Handling personal data follows roughly the same process as security; we have our own template, but in the end the customer must decide how they want personal information to be handled. We typically see a combination of the following approaches:
- Do not store or use personal data within the Data Hub. This makes life easy but does limit the use of the Data Hub as it can no longer be used for use-cases concerning data from people.
- Anonymize or pseudonymize data by an ETL solution or middleware before loading it in the Data Hub. This does provide the opportunity to use data related to people without knowing who the data is really about. And since the original data is not stored, there is no way (or extremely hard) to invade people privacy within the Data Hub. This scenario is not always feasible as such ETL/middleware responsible for pseudonymization are not always in place.
- Anonymize or pseudonymize data within the Data Hub itself. In this scenario original data is loaded into the integration/staging layer after which it is pseudonymized. We have developed a Spark library to do this at scale (briefly described below). It is possible to store both the original data and the pseudo-version. For obvious reasons the original data is rarely used, but it can be good to have it in case it’s really needed.
- Its also possible to store data in a’n SQL Database and use masking policies to pseudonymize the data when it is being read. This has the benefit of storing the data only once, but can be quite expensive for large datasets.
Pseudonymization is described within General Data Protection Regulation (GDPR) as an “appropriate technical and organizational measure” contributing to privacy by design. It refers to the process which replaces personal data with artificial identifiers. When done correctly it will no longer be possible to identify real people based on the data while it still leaves it usable for analysis. However, it’s important to be aware that this does not work in all cases and people might become identifiable when data is combined and/or scrutinized. This is typically the result of outliers in the data like large postal areas with only a few houses, very old people (i.e. year of birth is an outlier) or very low / high incomes.

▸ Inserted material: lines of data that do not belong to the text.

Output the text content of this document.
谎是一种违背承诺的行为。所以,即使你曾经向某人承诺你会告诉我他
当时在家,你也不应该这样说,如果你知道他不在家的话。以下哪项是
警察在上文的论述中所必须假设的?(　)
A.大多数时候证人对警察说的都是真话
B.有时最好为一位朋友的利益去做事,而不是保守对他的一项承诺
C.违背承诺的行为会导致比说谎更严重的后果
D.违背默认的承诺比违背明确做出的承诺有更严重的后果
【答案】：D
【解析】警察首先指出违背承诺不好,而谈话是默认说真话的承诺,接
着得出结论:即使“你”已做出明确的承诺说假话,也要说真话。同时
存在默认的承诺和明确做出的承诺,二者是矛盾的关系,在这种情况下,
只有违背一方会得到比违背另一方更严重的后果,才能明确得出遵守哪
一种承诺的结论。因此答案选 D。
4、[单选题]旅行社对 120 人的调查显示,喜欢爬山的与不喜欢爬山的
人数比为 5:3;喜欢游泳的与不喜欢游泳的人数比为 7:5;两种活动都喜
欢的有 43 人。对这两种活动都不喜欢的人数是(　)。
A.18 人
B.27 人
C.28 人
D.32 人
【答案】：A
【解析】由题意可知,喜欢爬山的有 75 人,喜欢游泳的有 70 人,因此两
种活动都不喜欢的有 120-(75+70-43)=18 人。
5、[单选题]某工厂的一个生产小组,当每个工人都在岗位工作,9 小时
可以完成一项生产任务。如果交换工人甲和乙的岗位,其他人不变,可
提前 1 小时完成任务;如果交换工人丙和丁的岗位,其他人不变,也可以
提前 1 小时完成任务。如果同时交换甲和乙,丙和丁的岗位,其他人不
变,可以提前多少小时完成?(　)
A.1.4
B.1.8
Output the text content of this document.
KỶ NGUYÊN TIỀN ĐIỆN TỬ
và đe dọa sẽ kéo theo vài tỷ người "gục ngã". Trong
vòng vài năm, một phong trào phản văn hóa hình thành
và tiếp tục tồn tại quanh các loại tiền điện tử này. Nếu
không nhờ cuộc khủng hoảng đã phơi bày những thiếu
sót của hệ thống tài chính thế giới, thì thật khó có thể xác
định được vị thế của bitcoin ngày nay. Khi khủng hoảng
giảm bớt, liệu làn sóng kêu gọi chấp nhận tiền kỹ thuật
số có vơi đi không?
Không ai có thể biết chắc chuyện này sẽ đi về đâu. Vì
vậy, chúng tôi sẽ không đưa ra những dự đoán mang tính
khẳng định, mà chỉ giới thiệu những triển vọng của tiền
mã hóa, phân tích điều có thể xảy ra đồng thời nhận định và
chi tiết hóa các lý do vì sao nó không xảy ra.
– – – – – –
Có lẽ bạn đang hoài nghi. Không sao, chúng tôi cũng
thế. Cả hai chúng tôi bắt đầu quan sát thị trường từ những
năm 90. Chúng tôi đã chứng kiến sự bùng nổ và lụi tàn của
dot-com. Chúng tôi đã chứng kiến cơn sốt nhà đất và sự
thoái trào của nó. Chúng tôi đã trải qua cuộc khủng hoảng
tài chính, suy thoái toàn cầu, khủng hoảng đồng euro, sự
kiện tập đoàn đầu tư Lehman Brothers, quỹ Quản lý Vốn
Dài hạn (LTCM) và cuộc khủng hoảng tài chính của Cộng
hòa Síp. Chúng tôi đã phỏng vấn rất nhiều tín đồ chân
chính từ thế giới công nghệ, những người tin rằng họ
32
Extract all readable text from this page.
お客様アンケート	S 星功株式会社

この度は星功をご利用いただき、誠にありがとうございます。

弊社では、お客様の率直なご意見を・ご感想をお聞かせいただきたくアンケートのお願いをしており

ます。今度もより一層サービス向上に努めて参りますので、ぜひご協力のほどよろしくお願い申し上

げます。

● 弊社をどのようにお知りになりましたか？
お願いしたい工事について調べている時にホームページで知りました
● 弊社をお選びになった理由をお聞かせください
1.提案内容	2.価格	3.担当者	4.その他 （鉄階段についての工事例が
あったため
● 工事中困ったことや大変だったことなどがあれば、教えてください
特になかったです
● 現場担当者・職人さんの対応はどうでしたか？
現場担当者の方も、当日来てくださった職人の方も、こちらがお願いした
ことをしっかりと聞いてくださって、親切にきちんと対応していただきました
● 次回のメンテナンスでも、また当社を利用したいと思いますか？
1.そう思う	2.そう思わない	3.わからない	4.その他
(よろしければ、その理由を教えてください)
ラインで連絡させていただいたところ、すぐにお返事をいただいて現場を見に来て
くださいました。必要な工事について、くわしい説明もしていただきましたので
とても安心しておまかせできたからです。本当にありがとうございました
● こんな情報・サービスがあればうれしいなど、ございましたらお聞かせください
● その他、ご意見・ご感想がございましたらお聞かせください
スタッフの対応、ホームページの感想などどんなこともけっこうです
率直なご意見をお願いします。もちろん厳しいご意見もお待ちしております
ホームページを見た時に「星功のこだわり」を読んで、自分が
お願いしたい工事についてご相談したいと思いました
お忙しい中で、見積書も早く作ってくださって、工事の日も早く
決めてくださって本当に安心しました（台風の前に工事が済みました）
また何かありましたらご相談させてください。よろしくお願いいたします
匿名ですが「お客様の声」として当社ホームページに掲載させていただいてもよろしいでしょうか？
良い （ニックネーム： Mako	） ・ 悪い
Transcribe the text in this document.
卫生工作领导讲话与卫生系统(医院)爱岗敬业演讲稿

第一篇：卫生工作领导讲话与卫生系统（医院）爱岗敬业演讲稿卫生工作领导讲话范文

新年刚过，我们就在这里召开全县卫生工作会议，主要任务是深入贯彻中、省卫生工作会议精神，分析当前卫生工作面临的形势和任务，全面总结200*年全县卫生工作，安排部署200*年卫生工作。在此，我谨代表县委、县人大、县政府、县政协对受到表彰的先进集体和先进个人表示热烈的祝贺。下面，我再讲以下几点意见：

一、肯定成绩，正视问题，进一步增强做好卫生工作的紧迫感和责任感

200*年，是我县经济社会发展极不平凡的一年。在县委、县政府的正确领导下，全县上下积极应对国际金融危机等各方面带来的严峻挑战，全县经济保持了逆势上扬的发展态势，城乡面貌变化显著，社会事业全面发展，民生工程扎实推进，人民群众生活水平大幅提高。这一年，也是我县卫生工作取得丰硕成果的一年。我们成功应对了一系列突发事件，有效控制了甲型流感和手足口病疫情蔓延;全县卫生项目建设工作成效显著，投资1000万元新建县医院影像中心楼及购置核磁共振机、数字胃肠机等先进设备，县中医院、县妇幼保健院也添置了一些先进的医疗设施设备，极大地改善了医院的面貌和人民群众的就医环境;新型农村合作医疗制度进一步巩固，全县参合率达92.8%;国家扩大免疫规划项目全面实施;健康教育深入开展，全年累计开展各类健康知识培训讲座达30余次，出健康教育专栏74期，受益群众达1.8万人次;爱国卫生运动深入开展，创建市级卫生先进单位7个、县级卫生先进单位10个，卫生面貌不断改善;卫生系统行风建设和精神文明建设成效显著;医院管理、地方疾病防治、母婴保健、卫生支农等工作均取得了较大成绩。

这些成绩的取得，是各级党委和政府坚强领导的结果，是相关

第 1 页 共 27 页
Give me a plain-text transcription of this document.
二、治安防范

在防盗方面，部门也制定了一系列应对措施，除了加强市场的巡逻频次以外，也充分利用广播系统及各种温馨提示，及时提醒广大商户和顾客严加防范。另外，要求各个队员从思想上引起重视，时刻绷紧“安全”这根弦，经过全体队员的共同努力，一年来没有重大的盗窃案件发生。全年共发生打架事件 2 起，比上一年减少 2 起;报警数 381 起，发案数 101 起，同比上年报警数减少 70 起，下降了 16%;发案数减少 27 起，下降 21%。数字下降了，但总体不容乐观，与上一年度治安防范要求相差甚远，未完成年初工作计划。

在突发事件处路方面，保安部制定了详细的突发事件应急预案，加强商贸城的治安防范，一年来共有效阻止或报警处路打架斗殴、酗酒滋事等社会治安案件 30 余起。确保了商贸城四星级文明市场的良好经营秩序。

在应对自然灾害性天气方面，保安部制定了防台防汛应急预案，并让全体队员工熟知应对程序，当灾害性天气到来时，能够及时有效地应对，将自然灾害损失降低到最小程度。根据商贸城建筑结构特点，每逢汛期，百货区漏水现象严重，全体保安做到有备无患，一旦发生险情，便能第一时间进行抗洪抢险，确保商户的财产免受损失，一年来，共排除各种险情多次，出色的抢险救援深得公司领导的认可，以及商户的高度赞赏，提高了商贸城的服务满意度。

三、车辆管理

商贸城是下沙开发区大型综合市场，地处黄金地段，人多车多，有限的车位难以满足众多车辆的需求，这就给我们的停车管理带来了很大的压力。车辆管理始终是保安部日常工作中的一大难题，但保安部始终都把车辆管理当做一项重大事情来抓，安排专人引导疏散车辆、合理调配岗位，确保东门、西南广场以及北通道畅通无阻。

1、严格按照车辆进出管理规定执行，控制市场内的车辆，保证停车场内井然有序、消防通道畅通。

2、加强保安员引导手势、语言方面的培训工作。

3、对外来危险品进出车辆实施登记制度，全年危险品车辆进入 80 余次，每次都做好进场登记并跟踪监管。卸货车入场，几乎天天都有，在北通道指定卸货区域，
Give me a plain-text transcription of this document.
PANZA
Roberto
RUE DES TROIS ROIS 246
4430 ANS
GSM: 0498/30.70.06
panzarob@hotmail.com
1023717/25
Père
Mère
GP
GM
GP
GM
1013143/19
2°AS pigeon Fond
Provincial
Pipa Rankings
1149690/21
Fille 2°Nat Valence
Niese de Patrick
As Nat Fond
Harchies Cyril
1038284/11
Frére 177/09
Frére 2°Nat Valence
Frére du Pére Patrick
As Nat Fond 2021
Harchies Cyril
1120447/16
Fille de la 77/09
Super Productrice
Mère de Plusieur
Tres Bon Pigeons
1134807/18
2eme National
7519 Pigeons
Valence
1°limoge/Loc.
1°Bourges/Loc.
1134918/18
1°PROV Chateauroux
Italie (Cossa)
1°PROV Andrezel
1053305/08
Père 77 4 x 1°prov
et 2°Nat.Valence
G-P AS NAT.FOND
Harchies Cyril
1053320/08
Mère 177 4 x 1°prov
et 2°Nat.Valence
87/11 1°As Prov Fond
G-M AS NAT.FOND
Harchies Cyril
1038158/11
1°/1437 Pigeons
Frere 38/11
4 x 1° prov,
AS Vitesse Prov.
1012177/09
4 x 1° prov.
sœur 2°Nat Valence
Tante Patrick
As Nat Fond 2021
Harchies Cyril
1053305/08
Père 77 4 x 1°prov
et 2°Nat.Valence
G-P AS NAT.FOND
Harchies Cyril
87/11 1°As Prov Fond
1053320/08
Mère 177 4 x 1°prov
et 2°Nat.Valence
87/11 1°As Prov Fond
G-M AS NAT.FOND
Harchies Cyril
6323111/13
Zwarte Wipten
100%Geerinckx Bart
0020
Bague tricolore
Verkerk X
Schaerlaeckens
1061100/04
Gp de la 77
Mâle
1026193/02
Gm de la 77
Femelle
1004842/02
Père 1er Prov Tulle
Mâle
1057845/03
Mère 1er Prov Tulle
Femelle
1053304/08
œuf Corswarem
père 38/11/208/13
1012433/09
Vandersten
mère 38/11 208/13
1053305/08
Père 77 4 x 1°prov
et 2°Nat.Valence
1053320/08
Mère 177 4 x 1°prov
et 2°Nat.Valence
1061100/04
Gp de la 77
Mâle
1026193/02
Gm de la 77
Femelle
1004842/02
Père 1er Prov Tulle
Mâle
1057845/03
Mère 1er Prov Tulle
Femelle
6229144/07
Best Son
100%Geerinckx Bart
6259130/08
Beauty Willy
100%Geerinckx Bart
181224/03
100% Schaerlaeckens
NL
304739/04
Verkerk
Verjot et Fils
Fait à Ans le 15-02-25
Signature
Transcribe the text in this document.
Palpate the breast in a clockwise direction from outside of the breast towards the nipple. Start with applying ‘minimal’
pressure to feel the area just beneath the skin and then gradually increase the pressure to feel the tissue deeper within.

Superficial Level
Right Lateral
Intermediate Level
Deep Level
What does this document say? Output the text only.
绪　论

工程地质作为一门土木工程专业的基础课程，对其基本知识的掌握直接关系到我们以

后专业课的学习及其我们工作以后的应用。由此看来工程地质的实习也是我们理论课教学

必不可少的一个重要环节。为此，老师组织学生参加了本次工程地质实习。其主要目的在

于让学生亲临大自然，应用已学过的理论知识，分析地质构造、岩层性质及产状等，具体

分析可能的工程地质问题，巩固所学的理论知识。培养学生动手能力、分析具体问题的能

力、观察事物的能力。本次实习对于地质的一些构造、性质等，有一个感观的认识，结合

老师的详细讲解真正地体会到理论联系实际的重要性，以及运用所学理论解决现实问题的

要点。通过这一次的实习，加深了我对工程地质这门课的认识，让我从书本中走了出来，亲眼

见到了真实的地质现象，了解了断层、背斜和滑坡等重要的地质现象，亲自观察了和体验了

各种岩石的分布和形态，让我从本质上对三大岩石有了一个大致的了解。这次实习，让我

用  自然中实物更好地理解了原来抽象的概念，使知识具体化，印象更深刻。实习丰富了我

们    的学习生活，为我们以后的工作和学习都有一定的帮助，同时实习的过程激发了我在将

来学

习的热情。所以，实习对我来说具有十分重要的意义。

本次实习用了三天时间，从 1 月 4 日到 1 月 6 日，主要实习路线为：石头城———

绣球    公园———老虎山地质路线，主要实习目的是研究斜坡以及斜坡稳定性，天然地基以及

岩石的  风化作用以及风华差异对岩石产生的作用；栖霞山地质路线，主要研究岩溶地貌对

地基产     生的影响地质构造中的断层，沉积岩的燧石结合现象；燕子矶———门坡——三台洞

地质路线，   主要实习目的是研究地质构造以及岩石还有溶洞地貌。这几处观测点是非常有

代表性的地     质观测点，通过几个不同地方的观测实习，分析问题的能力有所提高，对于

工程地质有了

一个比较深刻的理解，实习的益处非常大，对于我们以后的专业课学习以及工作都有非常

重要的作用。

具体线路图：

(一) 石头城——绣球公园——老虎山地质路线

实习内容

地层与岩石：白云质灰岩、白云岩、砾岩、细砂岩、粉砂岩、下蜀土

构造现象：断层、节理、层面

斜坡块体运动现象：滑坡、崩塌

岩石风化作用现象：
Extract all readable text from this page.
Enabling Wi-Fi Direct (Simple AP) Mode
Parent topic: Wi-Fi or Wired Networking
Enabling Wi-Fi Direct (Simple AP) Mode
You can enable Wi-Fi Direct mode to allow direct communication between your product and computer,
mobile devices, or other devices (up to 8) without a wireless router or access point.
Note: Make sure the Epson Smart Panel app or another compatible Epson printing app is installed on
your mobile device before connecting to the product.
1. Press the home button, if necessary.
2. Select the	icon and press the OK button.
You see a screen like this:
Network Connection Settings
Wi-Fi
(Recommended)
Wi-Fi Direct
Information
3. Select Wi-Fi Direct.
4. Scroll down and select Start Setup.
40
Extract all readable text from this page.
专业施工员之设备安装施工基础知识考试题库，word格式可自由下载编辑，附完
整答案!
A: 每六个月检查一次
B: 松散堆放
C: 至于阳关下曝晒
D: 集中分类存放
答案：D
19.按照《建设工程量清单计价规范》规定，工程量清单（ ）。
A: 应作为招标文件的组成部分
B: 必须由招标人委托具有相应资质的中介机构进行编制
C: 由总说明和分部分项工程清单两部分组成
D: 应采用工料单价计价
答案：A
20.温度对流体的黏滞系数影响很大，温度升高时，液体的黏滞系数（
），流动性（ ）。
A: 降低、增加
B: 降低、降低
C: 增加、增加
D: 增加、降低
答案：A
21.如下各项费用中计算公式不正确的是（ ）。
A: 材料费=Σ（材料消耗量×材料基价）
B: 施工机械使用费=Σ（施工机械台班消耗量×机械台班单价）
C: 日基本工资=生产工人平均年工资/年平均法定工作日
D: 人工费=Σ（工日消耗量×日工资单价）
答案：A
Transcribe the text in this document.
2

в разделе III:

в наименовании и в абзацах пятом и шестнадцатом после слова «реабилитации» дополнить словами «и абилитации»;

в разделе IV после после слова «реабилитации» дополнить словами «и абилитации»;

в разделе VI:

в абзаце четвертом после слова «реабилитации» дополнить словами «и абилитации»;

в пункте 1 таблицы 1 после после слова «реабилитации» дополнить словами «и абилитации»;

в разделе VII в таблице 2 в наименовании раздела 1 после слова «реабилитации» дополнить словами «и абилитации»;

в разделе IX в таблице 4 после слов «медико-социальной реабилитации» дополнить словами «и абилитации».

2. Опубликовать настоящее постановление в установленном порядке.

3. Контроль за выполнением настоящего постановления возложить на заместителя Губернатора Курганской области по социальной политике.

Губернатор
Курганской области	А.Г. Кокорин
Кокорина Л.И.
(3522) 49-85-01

As stated before, we have developed our own Spark library to anonymize or pseudonymize data using a config file. It supports the following strategies:
- Hashing of strings or parts of strings. For example, a name like ‘John Doe’ can be hashed entirely, or first and last name separately. This still allows to match on, for example last name if needed. Another example is full or partial hashing of email addresses (firstname.lastname@example.org to email@example.com or hash@hash)
- Masking of strings by replacing characters with ‘x’ or ‘*’. This can be used to mask credit card numbers (xxxx-xxxx-xxxx-1234) or remove precision from postal codes (1234AA to 1234**)
- Date and times can be rounded. For example change birth date to year of birth (1990-01-01 to 1990-01 or 1990)
- Rounding of numbers into large ‘buckets’, for example rounding of income into the following: below 20K, 20K-40K, 40-60K, 60K and above
- Fields can also be ‘nullified’ meaning that content is simply removed. Doing this anonymizes data and makes it less useful from an analytics perspective.
We are working on a follow-up post which dives deeper on the use of this library, so stay tuned for that one!
Properly pseudonymized data can still be very usable and minimizes the risk of invading someone’s privacy. People working with data should always be aware of this risk.
Legislation such as GDRP also requires organizations to handle privacy related ‘requests’ besides the obligation to protect personal information. People can ask for an overview of what data is stored, how it is used, request correction of data or request deletion of data. From my perspective most of this boils down to using proper processes to handle these requests and the use of data catalogs needed to know what is stored and where. This is a topic of its own which I will leave for a possible future blog post on the subject.